Geller’s challenge is direct. He saw recovered UFO metal. He saw preserved non-human bodies. Wernher von Braun personally showed them to him. Edgar Mitchell brought him into the circle. Photographs exist. And he is willing to testify under oath.
So the question becomes hard to ignore. Why has Congress not called him? If lawmakers are seeking firsthand witnesses, Geller meets that standard. His account includes specific names, a specific facility, a specific chain of events, and a clear willingness to speak publicly.
From the beginning, Geller was valued because of his sensitivity to unusual phenomena. He was not simply brought into these circles as a famous performer. He was studied because researchers believed the human mind might have abilities far beyond normal perception. When von Braun handed him the metallic fragment, Geller did not merely inspect it as an object. He sensed it. He felt intelligence within it.
That detail points toward a recurring theme in UFO and contact accounts: the phenomenon may not be purely mechanical. It may interact with thought, perception, awareness, and intention. This is where Geller, Mitchell, SRI, remote viewing, and UAP disclosure all meet.
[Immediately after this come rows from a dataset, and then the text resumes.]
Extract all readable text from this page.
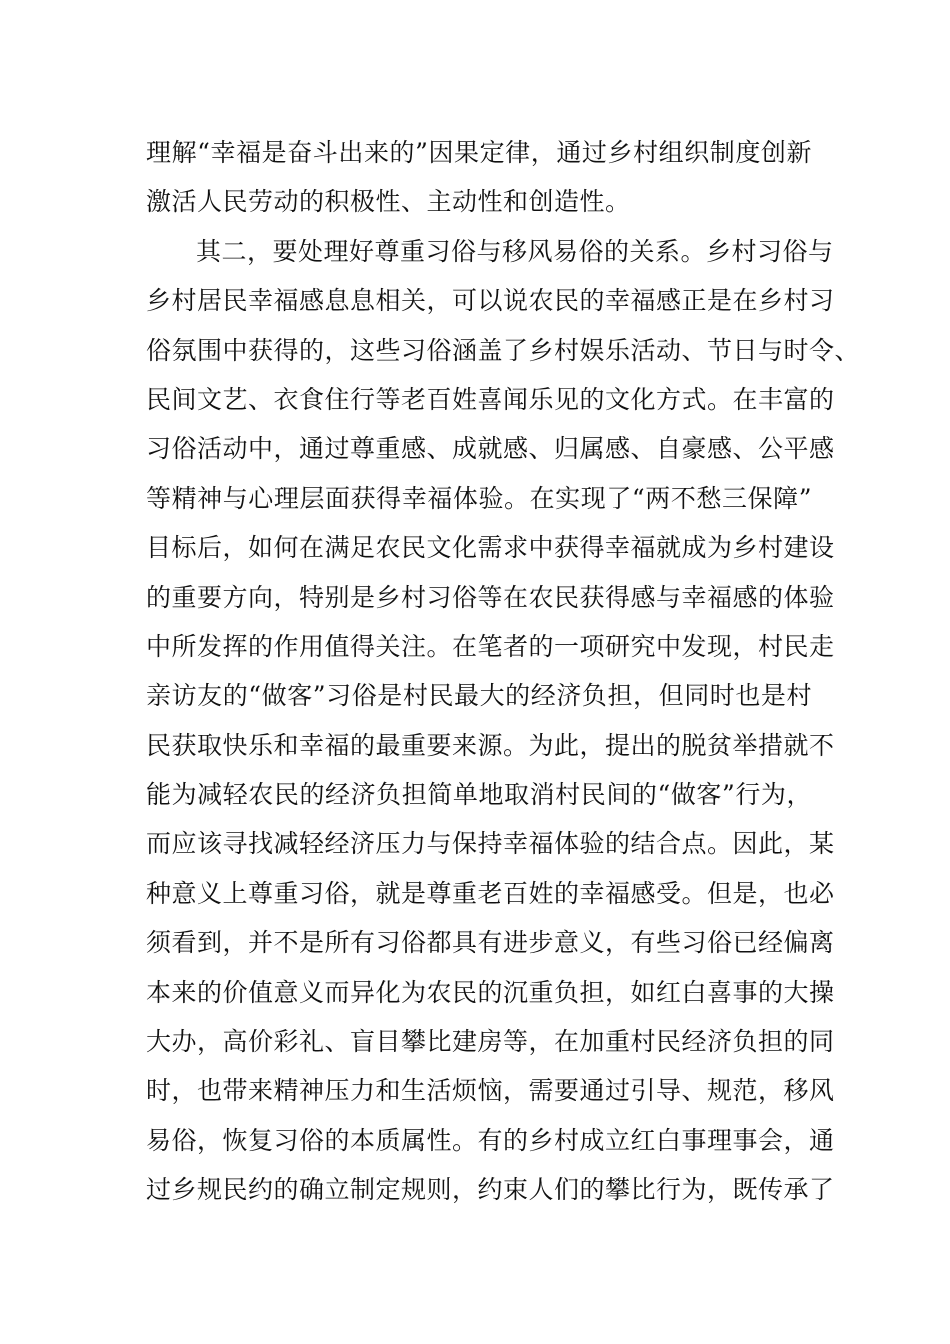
理解“幸福是奋斗出来的”因果定律，通过乡村组织制度创新
激活人民劳动的积极性、主动性和创造性。
其二，要处理好尊重习俗与移风易俗的关系。乡村习俗与
乡村居民幸福感息息相关，可以说农民的幸福感正是在乡村习
俗氛围中获得的，这些习俗涵盖了乡村娱乐活动、节日与时令、
民间文艺、衣食住行等老百姓喜闻乐见的文化方式。在丰富的
习俗活动中，通过尊重感、成就感、归属感、自豪感、公平感
等精神与心理层面获得幸福体验。在实现了“两不愁三保障”
目标后，如何在满足农民文化需求中获得幸福就成为乡村建设
的重要方向，特别是乡村习俗等在农民获得感与幸福感的体验
中所发挥的作用值得关注。在笔者的一项研究中发现，村民走
亲访友的“做客”习俗是村民最大的经济负担，但同时也是村
民获取快乐和幸福的最重要来源。为此，提出的脱贫举措就不
能为减轻农民的经济负担简单地取消村民间的“做客”行为，
而应该寻找减轻经济压力与保持幸福体验的结合点。因此，某
种意义上尊重习俗，就是尊重老百姓的幸福感受。但是，也必
须看到，并不是所有习俗都具有进步意义，有些习俗已经偏离
本来的价值意义而异化为农民的沉重负担，如红白喜事的大操
大办，高价彩礼、盲目攀比建房等，在加重村民经济负担的同
时，也带来精神压力和生活烦恼，需要通过引导、规范，移风
易俗，恢复习俗的本质属性。有的乡村成立红白事理事会，通
过乡规民约的确立制定规则，约束人们的攀比行为，既传承了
The hidden history may not only be about recovered craft. It may be about the relationship between mind and matter.
The film concludes with Geller reflecting on what he saw in the freezing room. He looks directly at the camera and asks viewers to look carefully. Then he says the words that define the entire account: “I’ve seen them with my own eyes.” And finally: “They exist.” More than fifty years after the visit to Goddard, Uri Geller continues to stand by every word. As governments release files and lawmakers pursue answers, his challenge remains unanswered. If disclosure is truly about truth, then Congress should hear from everyone with firsthand knowledge. Including Uri Geller.
The question is why one of the most important witnesses in the entire UFO story has still not been asked to testify and why the current NASA leadership has not yet examined the physical sites where these bodies are kept.